For things would have to be done. Other things; more than what she’d done already. A letter would have to be written, she supposed, telling his family; though telling them what, she wasn’t sure. Not the truth. Things had gone too far for that. There’d been an instant, a flame’s-tip moment when she might have done things differently, telephoned Inspector Watkins and laid the whole mess out before him, but she hadn’t. What could she have said to make him understand? To make him see that it wasn’t Saffy’s fault? And so a letter must be written to the man’s family. Percy had no instinct for stories, but necessity was the mother of invention and she would think of something.
She heard a noise, and jumped. It was someone on the stairs.
Percy collected herself, swiped her palm across wet cheeks. Angry with herself, with him, the world. Anyone but her twin.
‘I’ve put her back to bed,’ said Saffy, on her way through the door. ‘You were right, she was up again and terribly – Perce?’
‘Over here.’ Her throat ached with tension.
Saffy’s head appeared over the top of the table. ‘What are you doing down – oh, dear. Let me help.’
While her twin crouched beside her, gathering matches, jumbling them into the box, Percy hid behind her unlit cigarette and said, ‘She’s back to bed then?’
‘She is now. She’d got up – the pills mustn’t be as strong as we’d thought. I’ve given her another.’
Percy wiped at the mud smear on her wrist and nodded.
‘She was in quite a state, the poor darling. I’ve done my best to reassure her that all will work out, that the young man’s only been detained and that he’s bound to be along tomorrow. That’s all it is, isn’t it, Percy? He’ll be along? – Perce? What is it? Why do you look that way?’
Percy shook her head.
‘You’re frightening me.’
‘I’m sure he’ll come,’ said Percy, placing a hand on her sister’s arm. ‘You’re right. We just have to be patient.’

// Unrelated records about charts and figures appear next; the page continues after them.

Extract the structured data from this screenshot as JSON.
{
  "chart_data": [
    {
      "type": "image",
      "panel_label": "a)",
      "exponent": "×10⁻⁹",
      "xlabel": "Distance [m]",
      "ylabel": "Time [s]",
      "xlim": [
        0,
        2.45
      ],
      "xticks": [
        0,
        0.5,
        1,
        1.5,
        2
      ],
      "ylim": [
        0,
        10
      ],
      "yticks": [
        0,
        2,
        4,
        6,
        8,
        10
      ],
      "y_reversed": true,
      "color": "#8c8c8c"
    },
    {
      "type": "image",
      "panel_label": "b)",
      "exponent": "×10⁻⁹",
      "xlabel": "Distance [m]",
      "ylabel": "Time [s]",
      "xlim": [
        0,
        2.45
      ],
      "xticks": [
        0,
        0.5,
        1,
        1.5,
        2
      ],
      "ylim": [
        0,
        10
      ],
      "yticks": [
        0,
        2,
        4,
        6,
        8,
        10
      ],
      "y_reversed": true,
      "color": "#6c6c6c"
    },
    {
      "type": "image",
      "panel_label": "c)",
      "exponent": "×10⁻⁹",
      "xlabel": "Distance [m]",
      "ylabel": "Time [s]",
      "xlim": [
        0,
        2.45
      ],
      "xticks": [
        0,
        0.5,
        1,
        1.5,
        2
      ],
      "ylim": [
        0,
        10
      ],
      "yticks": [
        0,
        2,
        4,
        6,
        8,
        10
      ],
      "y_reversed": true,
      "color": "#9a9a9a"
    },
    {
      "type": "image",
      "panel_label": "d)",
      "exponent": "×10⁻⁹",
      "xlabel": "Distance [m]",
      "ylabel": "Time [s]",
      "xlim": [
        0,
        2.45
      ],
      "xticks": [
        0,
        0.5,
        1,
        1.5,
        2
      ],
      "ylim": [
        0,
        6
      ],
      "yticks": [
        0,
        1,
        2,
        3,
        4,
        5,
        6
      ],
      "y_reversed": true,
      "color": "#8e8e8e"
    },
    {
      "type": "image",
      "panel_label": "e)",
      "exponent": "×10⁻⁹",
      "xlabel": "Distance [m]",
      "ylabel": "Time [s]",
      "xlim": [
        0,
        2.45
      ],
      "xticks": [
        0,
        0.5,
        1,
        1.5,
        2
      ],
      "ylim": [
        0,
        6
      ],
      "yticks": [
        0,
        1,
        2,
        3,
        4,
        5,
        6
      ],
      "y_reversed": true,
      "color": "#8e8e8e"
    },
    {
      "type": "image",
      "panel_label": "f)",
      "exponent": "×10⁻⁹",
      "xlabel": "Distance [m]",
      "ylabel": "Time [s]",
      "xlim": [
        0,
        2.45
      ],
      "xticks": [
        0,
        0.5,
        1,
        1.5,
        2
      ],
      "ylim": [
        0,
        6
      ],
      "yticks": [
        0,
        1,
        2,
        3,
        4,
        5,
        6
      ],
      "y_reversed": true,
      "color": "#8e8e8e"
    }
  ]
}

Saffy’s relief was evident. She handed over the full box of matches and nodded at the cigarette in Percy’s hand. ‘There you are then; you’ll be needing these if you plan on smoking that.’ She stood, straightening the green dress that was too tight. Percy fought an urge to tear the thing to shreds, to weep and wail and rip. ‘You’re right, of course. We just need to be patient. Juniper will be better in the morning. People always seem to be, don’t they? In the meantime I suppose I should put the table settings away.’